Computerworld

Prominent sites found to have serious coding flaw

Princeton academics find a flaw that could jeopardise personal data
  • Jeremy Kirk (Unknown Publication)
  • 05 October, 2008 22:00

Two Princeton University academics have found a type of coding flaw on several prominent websites that could jeopardise personal data and in one alarming case, drain a bank account.

The flaw was found on the websites of The New York Times; ING Direct, a US savings bank; Google's YouTube; and MetaFilter, a blogging site.

The flaw, called cross-site request forgery (CSRF), allows an attacker to perform actions on a website on behalf of a victim who is already logged into the site.

CSRF flaws have largely been ignored by web developers due to a lack of knowledge, wrote William Zeller and Edward Felten, who authored a research paper on their findings.

To exploit a CSRF flaw, an attacker has to create a special web page and lure a victim to the page. The malicious website is coded to send a cross-site request through the victim's browser onto another site.
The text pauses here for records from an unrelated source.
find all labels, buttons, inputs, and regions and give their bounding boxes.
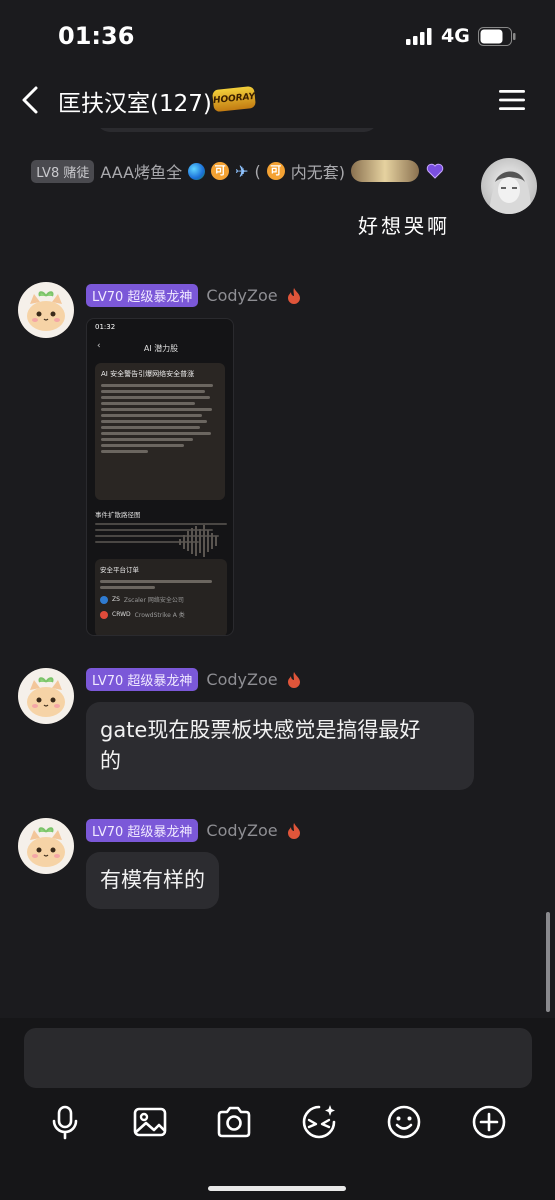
message-meta: LV70 超级暴龙神 CodyZoe: [86, 819, 302, 842]
globe-emoji-icon: [188, 162, 206, 180]
coin-emoji-icon: 可: [266, 162, 285, 180]
emoji-icon[interactable]: [384, 1102, 424, 1142]
chat-header: 匡扶汉室(127) HOORAY: [0, 72, 555, 128]
zscaler-logo-icon: [100, 595, 108, 604]
cat-avatar-icon: [27, 291, 65, 331]
ticker-row: CRWD CrowdStrike A 类: [100, 610, 222, 619]
message-text-line: 的: [100, 749, 121, 773]
level-tag: LV70 超级暴龙神: [86, 668, 199, 691]
avatar[interactable]: [18, 668, 74, 724]
network-type: 4G: [441, 25, 470, 47]
level-tag: LV70 超级暴龙神: [86, 819, 199, 842]
level-tag: LV8 赌徒: [31, 159, 95, 183]
status-time: 01:36: [58, 22, 135, 50]
composer-toolbar: [0, 1102, 555, 1142]
message-bubble[interactable]: 有模有样的: [86, 852, 219, 909]
fire-icon: [287, 671, 300, 688]
ticker-row: ZS Zscaler 网络安全公司: [100, 595, 222, 604]
microphone-icon[interactable]: [45, 1102, 85, 1142]
previous-message-bubble: [96, 128, 378, 132]
chat-title[interactable]: 匡扶汉室(127): [58, 84, 212, 118]
message-list[interactable]: LV8 赌徒 AAA烤鱼全 可 ✈ ( 可 内无套) 好想哭啊 LV70 超级暴…: [0, 128, 555, 1018]
waveform-icon: [179, 525, 217, 557]
sender-name: AAA烤鱼全: [100, 163, 183, 182]
message-meta: LV70 超级暴龙神 CodyZoe: [86, 284, 302, 307]
screenshot-card-heading: AI 安全警告引爆网络安全普涨: [101, 370, 195, 378]
sender-name: CodyZoe: [206, 821, 278, 840]
sender-name: CodyZoe: [206, 670, 278, 689]
message-input[interactable]: [24, 1028, 532, 1088]
screenshot-card-orders: 安全平台订单 ZS Zscaler 网络安全公司 CRWD CrowdStrik…: [95, 559, 227, 635]
avatar[interactable]: [18, 818, 74, 874]
screenshot-time: 01:32: [95, 323, 116, 331]
fire-icon: [287, 287, 300, 304]
image-icon[interactable]: [130, 1102, 170, 1142]
anime-avatar-icon: [489, 168, 531, 214]
message-text: 有模有样的: [100, 868, 205, 892]
message-meta: LV70 超级暴龙神 CodyZoe: [86, 668, 302, 691]
back-button[interactable]: [14, 82, 46, 118]
avatar[interactable]: [18, 282, 74, 338]
decoration-frame-icon: [351, 160, 419, 182]
heart-badge-icon: [426, 163, 444, 179]
status-bar: 01:36 4G: [0, 0, 555, 72]
cat-avatar-icon: [27, 827, 65, 867]
ticker: ZS: [112, 596, 120, 603]
fire-icon: [287, 822, 300, 839]
airplane-emoji-icon: ✈: [235, 161, 249, 181]
avatar[interactable]: [481, 158, 537, 214]
coin-emoji-icon: 可: [211, 162, 230, 180]
sender-name: CodyZoe: [206, 286, 278, 305]
plus-icon[interactable]: [469, 1102, 509, 1142]
screenshot-title: AI 潜力股: [143, 344, 179, 353]
battery-icon: [478, 27, 516, 46]
group-badge: HOORAY: [211, 85, 257, 113]
message-meta-right: LV8 赌徒 AAA烤鱼全 可 ✈ ( 可 内无套): [31, 158, 445, 184]
message-text[interactable]: 好想哭啊: [358, 210, 450, 239]
cat-avatar-icon: [27, 677, 65, 717]
menu-button[interactable]: [496, 86, 528, 114]
home-indicator[interactable]: [208, 1186, 346, 1191]
crowdstrike-logo-icon: [100, 610, 108, 619]
scrollbar[interactable]: [546, 912, 550, 1012]
composer: [0, 1018, 555, 1200]
ticker-name: Zscaler 网络安全公司: [123, 597, 184, 604]
sender-name-paren: (: [254, 161, 261, 181]
sender-name-suffix: 内无套): [290, 163, 345, 182]
ticker: CRWD: [112, 611, 131, 618]
ticker-name: CrowdStrike A 类: [134, 612, 185, 619]
message-text-line: gate现在股票板块感觉是搞得最好: [100, 718, 421, 742]
message-bubble[interactable]: gate现在股票板块感觉是搞得最好 的: [86, 702, 474, 790]
sticker-search-icon[interactable]: [299, 1102, 339, 1142]
camera-icon[interactable]: [214, 1102, 254, 1142]
level-tag: LV70 超级暴龙神: [86, 284, 199, 307]
screenshot-card: AI 安全警告引爆网络安全普涨: [95, 363, 225, 500]
screenshot-section-title: 事件扩散路径图: [95, 511, 141, 519]
signal-icon: [406, 28, 432, 45]
screenshot-card2-heading: 安全平台订单: [100, 566, 139, 574]
image-message[interactable]: 01:32 ‹ AI 潜力股 AI 安全警告引爆网络安全普涨 事件扩散路径图 安…: [86, 318, 234, 636]
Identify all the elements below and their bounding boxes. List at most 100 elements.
Unfortunately the programming language that underpins the internet, HTML, makes it easy to do two types of requests, both of which can be used for CSRF attacks, the authors wrote.

That fact points to how web developers are pushing the programming envelope to design web services but sometimes with unintended consequences.

"The root cause of CSRF and similar vulnerabilities probably lies in the complexities of today's web protocols and the gradual evolution of the Web from a data presentation facility to a platform for interactive services," according to the paper.

Some websites set a session identifier, a piece of information stored in a cookie, or a data file within the browser, when a person logs onto the site. The session identifier is checked, for example, throughout an online purchase, to verify that the browser engaged in the transaction.

During a CSRF attack, the hacker's request is passed through the victim's browser. The Web site checks the session identifier, but the site cannot check to ensure that the request came from the right person.

The CSRF problem on The New York Times' website, according to the research paper, allows an attacker to obtain the email address of the user who is logged into the site. That address could then potentially be spammed.

The newspaper's website has a tool that lets logged-in users email a story to someone else. If visited by the victim, the hacker's website automatically sends a command through the victim's browser to send an email from the paper's web site. If the destination email address is the same as the hacker's, the victim's email address will be revealed.

As of September 24, the flaw had not been fixed, although the authors wrote they notified the newspaper in September 2007.

ING's problem had more alarming consequences. Zeller and Felten wrote the CSRF flaw allowed an additional account to be created on behalf of a victim. Also, an attacker could transfer a victim's money into their own account. ING has since fixed the problem, they wrote.

On MetaFile's Web site, a hacker could obtain a person's password. On YouTube, an attack could add videos to a user's "favourites" and send arbitrary messages on a user's behalf, among other actions. On both sites, the CSRF problems have been fixed.

Luckily, CSRF flaws are easy to find and easy to fix, which the authors give technical detail on in their paper. They've also created a Firefox add-on that defends against certain kinds of CSRF attacks.